La dernière exception est plus méconnue. Lorsque le REER est légué à un enfant ou à un petit-enfant à charge majeur, il est permis d’inclure le montant transféré dans la déclaration de revenus de l’enfant. Puisqu’il a plus de 18 ans, il n’est pas possible d’acheter une rente pour étaler l’imposition. Cependant, par définition, un enfant à charge a peu de revenus. En lui transférant le REER, il pourra l’inclure dans sa déclaration de revenus, ce qui permettra de faire du fractionnement de revenus et de réaliser des économies d’impôt.


Pour que l'enfant ou le petit-enfant soit considéré financièrement à la charge du rentier au moment de son décès, il faut respecter quelques critères :


• l’enfant résidait habituellement avec le rentier


• il était à sa charge


• son revenu net de l'année précédente était inférieur au montant personnel de base


Si le revenu net de l'enfant ou du petit-enfant dépassait le montant personnel de base, l’ARC ne considère pas qu’il était financièrement à la charge du rentier au moment du décès, sauf si on peut prouver le contraire.


Au moment de rédiger le testament, il est difficile de prévoir quelle sera la situation familiale lorsque surviendra le décès. S’il y a un conjoint et que le REER lui est légué en totalité, la situation est simple. Cependant, si ce sont les enfants qui héritent du REER et que l’un des enfants a un statut différent des autres (atteint d’une déficience physique ou mentale, mineur, majeur à charge et non à charge), la charge fiscale sera différente d’un enfant à l’autre. En léguant le REER en parts égales aux enfants, il pourrait y avoir des iniquités :


• L’enfant à charge en raison d’une déficience des fonctions physiques ou mentales pourra profiter d’un report d’impôts.


• L’enfant mineur pourra étaler les impôts en achetant une rente.

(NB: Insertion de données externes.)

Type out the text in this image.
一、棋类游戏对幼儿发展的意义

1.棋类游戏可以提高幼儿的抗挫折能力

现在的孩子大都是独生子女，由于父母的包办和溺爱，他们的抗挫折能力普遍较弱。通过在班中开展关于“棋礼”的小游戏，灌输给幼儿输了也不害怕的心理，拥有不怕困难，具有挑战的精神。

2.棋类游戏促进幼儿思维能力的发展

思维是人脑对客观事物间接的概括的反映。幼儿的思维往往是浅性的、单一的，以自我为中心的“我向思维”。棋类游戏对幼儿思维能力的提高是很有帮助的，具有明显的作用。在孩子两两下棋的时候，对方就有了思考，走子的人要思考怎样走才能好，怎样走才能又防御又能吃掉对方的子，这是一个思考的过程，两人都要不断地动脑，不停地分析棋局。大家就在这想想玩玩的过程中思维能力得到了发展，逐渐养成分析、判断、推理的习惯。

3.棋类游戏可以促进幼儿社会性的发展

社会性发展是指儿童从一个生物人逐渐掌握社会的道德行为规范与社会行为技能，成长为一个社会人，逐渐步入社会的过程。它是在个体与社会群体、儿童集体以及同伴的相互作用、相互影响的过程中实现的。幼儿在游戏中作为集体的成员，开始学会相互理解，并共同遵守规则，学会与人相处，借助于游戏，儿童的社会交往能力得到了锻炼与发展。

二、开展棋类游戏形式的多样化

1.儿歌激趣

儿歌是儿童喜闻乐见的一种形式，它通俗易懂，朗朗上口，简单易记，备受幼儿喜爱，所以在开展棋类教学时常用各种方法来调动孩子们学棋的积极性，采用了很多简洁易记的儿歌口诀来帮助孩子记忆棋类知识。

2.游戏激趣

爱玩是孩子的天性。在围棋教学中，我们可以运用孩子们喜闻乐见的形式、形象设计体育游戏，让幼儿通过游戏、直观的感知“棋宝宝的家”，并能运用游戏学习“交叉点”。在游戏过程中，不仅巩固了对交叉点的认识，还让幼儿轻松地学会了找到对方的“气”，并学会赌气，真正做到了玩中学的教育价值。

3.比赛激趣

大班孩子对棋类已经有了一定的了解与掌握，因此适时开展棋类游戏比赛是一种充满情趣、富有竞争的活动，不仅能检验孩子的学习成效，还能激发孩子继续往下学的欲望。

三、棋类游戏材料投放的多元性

• L’enfant majeur à charge pourra s’imposer en totalité dans l’année où il recevra le montant, parce qu’il a peu de revenus.


• L’enfant majeur non à charge ne sera pas imposé puisque sa part du REER sera imposée dans la déclaration de revenus du décédé.


Dans ces circonstances, des clauses testamentaires appropriées peuvent corriger ou au moins minimiser ces impacts.


Sylvain Chartier, M. Fisc., Pl. Fin.